BlitzMax Forums/BlitzMax Programming/Compilation with a BUG...

Fielder(Posted February) [#1]
after 2 weeks i found a very nasty BUG on a my app:

this is an example:

if instr("TEST","ST">0) print "NEVER"
if instr("TEST","ST")>0 print "ALWAYS"

the strange thing is that Blitzmax compile the wrong line without any issue...
probably use of < > on string is allowed (for doing what?) and no error on the first line...


Midimaster(Posted February) [#2]
it is allowed!
first, you can compare strings with numbers. BlitzMax will compare the ASCII value:
If "A">64
	Print "YES"
Else
	Print "NO"
EndIf

The expression "ST">0 has the result 1
Print "ST">0



second, INSTR can search for numbers inside strings. In this case the number will be converted to a string of this number:
If Instr("a9bc",9)
	Print "YES"
Else
	Print "NO"
EndIf


third, what you did is only a combination of both.
your code...
if instr("TEST","ST">0) print "NEVER"

...is the same like...
if instr("TEST",("ST">0))=TRUE THEN print "NEVER"

...is the same like...
if instr("TEST",1)=TRUE THEN print "NEVER"

...is the same like...
if FALSE=TRUE THEN print "NEVER"

...is the same like...
if (FALSE=TRUE) THEN print "NEVER"



Floyd(Posted February) [#3]
instr("TEST","ST">0) is syntantically valid although it is not what you intended.

Instr( a, b ) expects two string arguments. If a,b are not strings then they must be converted to strings.
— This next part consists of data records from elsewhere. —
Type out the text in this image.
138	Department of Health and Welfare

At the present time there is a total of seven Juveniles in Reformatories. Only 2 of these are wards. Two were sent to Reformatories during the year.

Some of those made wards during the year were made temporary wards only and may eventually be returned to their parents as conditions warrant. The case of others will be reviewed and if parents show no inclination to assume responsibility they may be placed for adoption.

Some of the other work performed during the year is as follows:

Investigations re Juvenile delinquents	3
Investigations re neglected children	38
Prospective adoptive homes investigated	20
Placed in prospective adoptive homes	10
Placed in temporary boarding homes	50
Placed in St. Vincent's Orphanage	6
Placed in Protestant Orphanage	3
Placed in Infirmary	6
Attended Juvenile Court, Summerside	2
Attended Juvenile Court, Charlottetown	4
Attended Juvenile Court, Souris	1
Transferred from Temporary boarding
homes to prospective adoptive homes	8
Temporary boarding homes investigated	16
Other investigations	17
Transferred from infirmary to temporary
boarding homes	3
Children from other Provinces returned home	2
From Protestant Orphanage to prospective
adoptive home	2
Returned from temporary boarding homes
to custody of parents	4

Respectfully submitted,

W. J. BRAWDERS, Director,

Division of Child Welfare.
The next issue is can "ST">0 be a string? The result of the comparison operator > is always True or False, which really just means 1 or 0.
In order to be used by Instr the integer 1 or 0 will be converted to string "1" or "0".

Now we come to the real mystery, what is the comparison operator > doing when the operands are string "ST" and integer 0?

I've never seen this defined in the BlitzMax docs. But Blitz3D came with a Language Reference and the Expressions section actually spelled this out in detail. I think BlitzMax is doing the same thing.

Here is the relevant portion of the Blitz3D docs:

If the operands of a binary arithmetic or comparison operator are not of the same type, one of the operands is converted using the following rules: 

   - If one operand is a custom type object, the other must be an object of the same type, or 'Null'.

      Else if one operand is a string, the other is converted to a string. 

      Else if one operand is floating point, the other is converted to floating point. 

      Else both operands must be integers.

Following those rules the expression "ST">0 will become "ST">"0". This evaluates to 1 ( i.e. True ) because the character S comes after character 0 in the ASCII table.

All of this is done before Instr("TEST","ST">0) can be evaluated and the result is ultimately Instr( "ST", "1" ), which is 0 because "1" is not a substring of "ST".

The automatic conversion between string,float,int etc. is very convenient but occasionally produces unexpected results like Instr("TEST","ST">0) being valid code.


Fielder(Posted February) [#4]
very thank you for the explanation :)